There was a knock on the door, Hendryx jerked into a sitting position and circled the desk to admit a man carrying a short aluminum ladder. It was the telephone serviceman.

"I'm here to install the phone," he said. "Where do you want it? On the desk?"

"Right."

Resting his ladder against the shelves, the serviceman began measuring the wall with a folding rule, he moved his ladder behind the swivel chair and climbed to the top shelf, he grasped the plaster bust with both hands as if to remove it, and then finding it too heavy to lift easily, he slid it along the shelf.

"Hey, what the hell do you think you're doing with that statue?" demanded Hendryx. "I want it right there."

"I'll put it back, don't worry," the man said. "The wire has to come through behind it so I can run it down to the desk."

"Well see that you do."

The man drilled the hole and then left to return to the dean's office, Hendryx felt it necessary to explain his show of temper. "I was given that bust by the first class I ever taught. It isn't anything you can pack easily— it must weigh fifty or sixty pounds— but I've lugged it around with me from job to job for the last dozen years."

The rabbi nodded sympathetically, although he suspected the outburst at the serviceman was caused by Hendryx's earlier displeasure on learning he would have to share his office.

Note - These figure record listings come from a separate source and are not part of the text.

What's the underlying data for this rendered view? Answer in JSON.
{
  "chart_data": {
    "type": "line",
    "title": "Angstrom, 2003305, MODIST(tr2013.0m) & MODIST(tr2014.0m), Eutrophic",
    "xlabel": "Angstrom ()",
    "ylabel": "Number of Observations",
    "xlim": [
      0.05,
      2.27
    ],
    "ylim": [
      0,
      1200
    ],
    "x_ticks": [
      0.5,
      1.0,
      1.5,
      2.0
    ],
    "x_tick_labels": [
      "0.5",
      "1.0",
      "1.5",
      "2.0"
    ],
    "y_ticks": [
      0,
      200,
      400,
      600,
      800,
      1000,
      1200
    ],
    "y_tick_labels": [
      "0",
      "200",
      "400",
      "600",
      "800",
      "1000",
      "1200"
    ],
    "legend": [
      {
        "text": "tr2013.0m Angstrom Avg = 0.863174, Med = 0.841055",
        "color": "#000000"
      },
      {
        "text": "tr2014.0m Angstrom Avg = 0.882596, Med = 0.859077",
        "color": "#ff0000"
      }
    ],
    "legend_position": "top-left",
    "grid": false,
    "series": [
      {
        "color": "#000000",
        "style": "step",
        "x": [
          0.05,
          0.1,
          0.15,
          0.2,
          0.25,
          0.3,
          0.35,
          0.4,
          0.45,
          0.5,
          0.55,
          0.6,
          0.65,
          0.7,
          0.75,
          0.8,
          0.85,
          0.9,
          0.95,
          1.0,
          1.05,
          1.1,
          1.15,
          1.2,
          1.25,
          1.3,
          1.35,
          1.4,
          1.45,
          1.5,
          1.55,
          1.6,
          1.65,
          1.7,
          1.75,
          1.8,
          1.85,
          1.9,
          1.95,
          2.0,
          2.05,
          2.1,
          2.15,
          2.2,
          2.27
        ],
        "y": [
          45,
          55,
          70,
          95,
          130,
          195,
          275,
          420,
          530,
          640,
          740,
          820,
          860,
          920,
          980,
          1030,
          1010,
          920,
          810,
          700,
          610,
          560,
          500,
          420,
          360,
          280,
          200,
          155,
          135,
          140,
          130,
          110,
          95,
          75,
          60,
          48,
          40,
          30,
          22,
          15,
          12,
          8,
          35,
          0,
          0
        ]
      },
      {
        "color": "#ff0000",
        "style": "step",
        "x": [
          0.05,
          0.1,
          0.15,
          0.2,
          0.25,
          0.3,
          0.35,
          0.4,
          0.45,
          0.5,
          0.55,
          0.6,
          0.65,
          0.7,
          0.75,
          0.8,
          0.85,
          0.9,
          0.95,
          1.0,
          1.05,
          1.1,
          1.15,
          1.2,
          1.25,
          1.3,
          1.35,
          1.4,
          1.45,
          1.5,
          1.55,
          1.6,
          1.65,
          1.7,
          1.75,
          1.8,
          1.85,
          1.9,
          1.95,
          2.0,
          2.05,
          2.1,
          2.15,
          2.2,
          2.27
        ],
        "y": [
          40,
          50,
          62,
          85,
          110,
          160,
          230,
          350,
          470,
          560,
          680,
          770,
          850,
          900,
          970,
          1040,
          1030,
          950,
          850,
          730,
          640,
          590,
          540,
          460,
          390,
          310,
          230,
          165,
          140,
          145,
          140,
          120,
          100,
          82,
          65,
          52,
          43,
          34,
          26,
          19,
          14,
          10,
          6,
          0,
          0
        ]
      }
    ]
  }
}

Another knock; this time it was Dean Hanbury. "We can go up to see President Macomber now,” she said.

* * *

President Macomber was a tall, gray-haired man, dressed in slacks, sportshirt, and nylon windbreaker, a bag of golf clubs lay on the floor in one corner of his office. "I just played nine holes,” he said to explain his costume. "Do you play golf. Rabbi?"

"No, I'm afraid not."

"Pity. You have a parish, or...?"

"I have a congregation in Barnard's Crossing."

"Of course,” he nodded enthusiastically. "You're from Dean Hanbury's hometown, well, I imagine it's like being minister of a church or pastor of a parish. I mean, you've probably got a board of vestrymen you've got to get along with."

"We have a board of directors."

"That's what I mean, and I'm sure you'd find it a lot easier to work with that board if you played golf. You can come to an understanding on a golf course a lot easier than sitting across a table decked out in a tie and business suit, a college president these days is a combination salesman and public relations man; and take it from me, there's nothing like a golf course to transact business. Think about it, well, Rabbi. I'm happy you were able to join us."